‘En zij zei: Och, mijn heer! zo waarachtig als uw ziel leeft, mijn heer! Ik ben die vrouw, die hier bij u stond om de Heere te bidden. Ik bad om dit kind, en de Heere heeft mij mijn bede gegeven, die ik van Hem gebeden heb.’ 1 Samuel 1: 26—27 Elkana en Hanna zijn hier eerder geweest; zij maakten er een gewoonte van, om het herfstfeest in het heiHgdom te vieren en daar hun offers te brengen. Maar nu zijn ze met z’n drieën naar Silo gegaan; Elkana, Hanna en de kleine Samuel.
Blij
Ds. L. Kievit mediteerde in 1971 in de Waarheidsvriend over de aankomst van Samuël bij de tabernakel. ‘Wat een vrolijke tocht; de moeder houdt haar kind aan de hand, misschien moet ze hem zo nu en dan nog dragen, want hij is nog heel jong. Peninna doet haar geen pijn meer, de Heere heeft het voor haar opgenomen en zij verheugt zich in Zijn heil.
Zo treden zij het heiligdom binnen en zij zoeken Eli; die moet verder voor hun kind zorgen. Daar is hij al. Met een schuchter gebaar zal zij Samuel naar voren schuiven en hem aan Eli toevertrouwen. Eli staat daar wat vreemd van te kijken. Wie is die vrouw, wat wil ze van hem, en, vooral, wat moet hij met dat kind? Die vragen staan in zijn ogen te lezen.
Herkenning
Eli herkent Hanna niet, zijn ouderdom zal hem wel parten spelen en hij kan zo goed niet meer zien. Daarom stelt Hanna zich aan hem voor. Ze noemt haar naam niet, maar herinnert hem aan wat hier eens was voorgevallen. Haar is het onvergetelijk gebleven. Zij stond toen ook vlak bij hem: Ik ben die vrouw, die hier bij u stond. Och mijnheer, zo waarachtig als uw ziel leeft, is een beleefdheidsvorm: Met uw verlof, mijnheer, weet u het niet meer? U keek toen zo verwonderd naar mij, zo argwanend. U sprak die harde woorden: wat stelt ge u dronken aan. Maar ik was niet dronken; ik stond hier bij u, om de Heere te bidden.
Zij weet nog heel nauwkeurig, waar ze neerknielde en hoe ze het uitsnikte. Ze had niet zo maar een gebed gedaan; ze had haar ziel uitgegoten voor het aangezicht van de Heere. Ze kon het niet langer binnenhouden; al haar leed, heel haar nood had ze aan de Heere voorgelegd. Het waren geen zorgvuldig overwogen woorden geweest. Haar ziel had ze uitgegoten, zo maar, aan enen door. Dat vergeet iemand niet gauw, hoe zou het kunnen?
Ik ben die vrouw
Bent u het vergeten? Waar deed u het en wanneer. In het huis van het gebed, tussen andere mensen in en toch zo eenzaam? In uw eigen huis, op een stille plek? Weet niemand daarvan? Soms moet u later vertellen: Ik ben die vrouw. Wat kan het moeilijk zijn om voor de dag te komen; valse schaamte weerhoudt ons. Die vrouw, die Christus aangeraakt had, trachtte zich ook schuil te houden, maar het ging niet. Het kan anders zijn. U kunt er een vraagteken bij zetten: Ben ik die vrouw? Dat is dan niet zo best. Het betekent, dat u uzelf niet meer herkent. Toen, lang geleden, worstelde u met de Heere, en nu ligt alles zo stil en zo dood. Laat Hanna u opwekken; denk er eens aan, en kom er maar gerust voor uit.

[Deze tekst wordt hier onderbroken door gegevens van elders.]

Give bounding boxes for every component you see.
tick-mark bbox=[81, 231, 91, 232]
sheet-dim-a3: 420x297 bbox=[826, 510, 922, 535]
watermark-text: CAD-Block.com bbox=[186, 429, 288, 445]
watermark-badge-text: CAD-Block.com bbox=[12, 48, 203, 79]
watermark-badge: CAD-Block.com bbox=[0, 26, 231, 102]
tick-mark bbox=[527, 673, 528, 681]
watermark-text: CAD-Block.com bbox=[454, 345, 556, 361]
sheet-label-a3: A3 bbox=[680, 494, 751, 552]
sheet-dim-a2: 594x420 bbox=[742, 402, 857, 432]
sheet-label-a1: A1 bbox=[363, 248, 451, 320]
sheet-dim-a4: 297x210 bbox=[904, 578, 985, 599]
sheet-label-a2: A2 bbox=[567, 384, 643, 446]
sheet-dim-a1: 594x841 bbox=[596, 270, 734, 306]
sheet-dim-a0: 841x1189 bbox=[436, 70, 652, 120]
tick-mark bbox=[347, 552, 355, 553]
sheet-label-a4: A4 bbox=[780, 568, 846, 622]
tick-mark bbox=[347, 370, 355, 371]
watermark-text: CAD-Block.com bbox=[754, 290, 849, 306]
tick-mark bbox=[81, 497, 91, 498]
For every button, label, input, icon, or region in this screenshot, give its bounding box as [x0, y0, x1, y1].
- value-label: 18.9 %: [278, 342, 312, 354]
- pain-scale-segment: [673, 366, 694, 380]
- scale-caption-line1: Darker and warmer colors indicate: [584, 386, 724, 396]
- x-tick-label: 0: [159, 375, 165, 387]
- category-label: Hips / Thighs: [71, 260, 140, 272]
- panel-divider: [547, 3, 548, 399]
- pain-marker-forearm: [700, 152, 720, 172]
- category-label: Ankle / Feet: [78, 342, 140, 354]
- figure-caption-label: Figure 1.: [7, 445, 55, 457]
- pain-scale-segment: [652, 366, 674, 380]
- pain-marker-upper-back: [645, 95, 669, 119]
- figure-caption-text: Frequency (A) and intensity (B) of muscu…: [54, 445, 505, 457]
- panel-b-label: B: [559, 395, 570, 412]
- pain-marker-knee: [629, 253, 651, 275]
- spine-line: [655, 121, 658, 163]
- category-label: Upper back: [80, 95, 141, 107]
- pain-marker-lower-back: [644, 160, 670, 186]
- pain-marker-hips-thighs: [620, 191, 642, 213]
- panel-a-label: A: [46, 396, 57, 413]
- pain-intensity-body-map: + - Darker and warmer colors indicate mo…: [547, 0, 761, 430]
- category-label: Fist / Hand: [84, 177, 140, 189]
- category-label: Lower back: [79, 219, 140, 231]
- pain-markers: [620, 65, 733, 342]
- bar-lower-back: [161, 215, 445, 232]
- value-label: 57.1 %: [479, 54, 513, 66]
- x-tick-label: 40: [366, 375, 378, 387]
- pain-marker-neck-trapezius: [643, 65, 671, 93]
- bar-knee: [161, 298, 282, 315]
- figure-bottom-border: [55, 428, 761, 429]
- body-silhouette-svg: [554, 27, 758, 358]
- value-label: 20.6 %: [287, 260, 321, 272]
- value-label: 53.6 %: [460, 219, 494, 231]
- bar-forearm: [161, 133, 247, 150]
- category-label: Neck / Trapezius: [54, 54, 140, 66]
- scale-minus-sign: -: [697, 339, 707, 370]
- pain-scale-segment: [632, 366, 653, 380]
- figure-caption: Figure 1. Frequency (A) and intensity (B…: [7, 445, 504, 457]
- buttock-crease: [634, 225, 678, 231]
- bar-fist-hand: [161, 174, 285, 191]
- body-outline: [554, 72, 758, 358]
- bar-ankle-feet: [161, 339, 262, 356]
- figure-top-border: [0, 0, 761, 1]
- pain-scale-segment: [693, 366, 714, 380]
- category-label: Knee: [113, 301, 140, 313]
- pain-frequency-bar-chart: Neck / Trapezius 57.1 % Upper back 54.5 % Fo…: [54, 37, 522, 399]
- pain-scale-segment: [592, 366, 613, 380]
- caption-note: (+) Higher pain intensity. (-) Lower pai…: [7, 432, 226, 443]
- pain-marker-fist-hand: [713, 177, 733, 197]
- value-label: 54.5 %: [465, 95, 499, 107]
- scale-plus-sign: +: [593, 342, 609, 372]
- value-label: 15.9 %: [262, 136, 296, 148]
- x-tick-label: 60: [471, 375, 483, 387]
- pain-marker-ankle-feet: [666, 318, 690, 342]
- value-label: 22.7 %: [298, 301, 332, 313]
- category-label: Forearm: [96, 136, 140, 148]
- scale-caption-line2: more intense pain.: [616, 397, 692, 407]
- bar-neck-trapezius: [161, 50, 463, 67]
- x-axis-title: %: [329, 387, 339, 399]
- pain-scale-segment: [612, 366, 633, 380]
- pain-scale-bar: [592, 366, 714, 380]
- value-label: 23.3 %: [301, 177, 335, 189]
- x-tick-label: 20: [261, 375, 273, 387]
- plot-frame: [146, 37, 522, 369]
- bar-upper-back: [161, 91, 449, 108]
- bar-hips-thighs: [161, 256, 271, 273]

Eli kijkt haar nog eens goed aan; vaag herinnert hij zich iets. Maar staat dat in enig verband met dit kind, dat zij kennelijk bij hem achter wil laten? Dat doet het inderdaad: ik bad om dit kind. Een vleug van het oude verdriet trekt door haar woorden heen: maar Hanna had geen kinderen. Dat was haar kruis geweest; meer nog: het was haar een teken van het misnoegen Gods. De Hdere zag niet naar haar om. Daardoor werd ze uitgedreven naar de troon der genade, ze had de Heere aangeroepen, aangelopen. Ik bad om dit kind. De klemtoon valt op dit. Met moederlijke trots strijkt ze Samuel over z’n haar. Dit kind is het kind van dat gebed. Van haar verhoorde gebed. Zij dankt de Heere uit de grond van haar hart. Het kind, dit kind, staat naast haar als een blijk van Gods verhorende genade: En de Heere heeft mijn bede gegeven, die ik van Hem gebeden heb.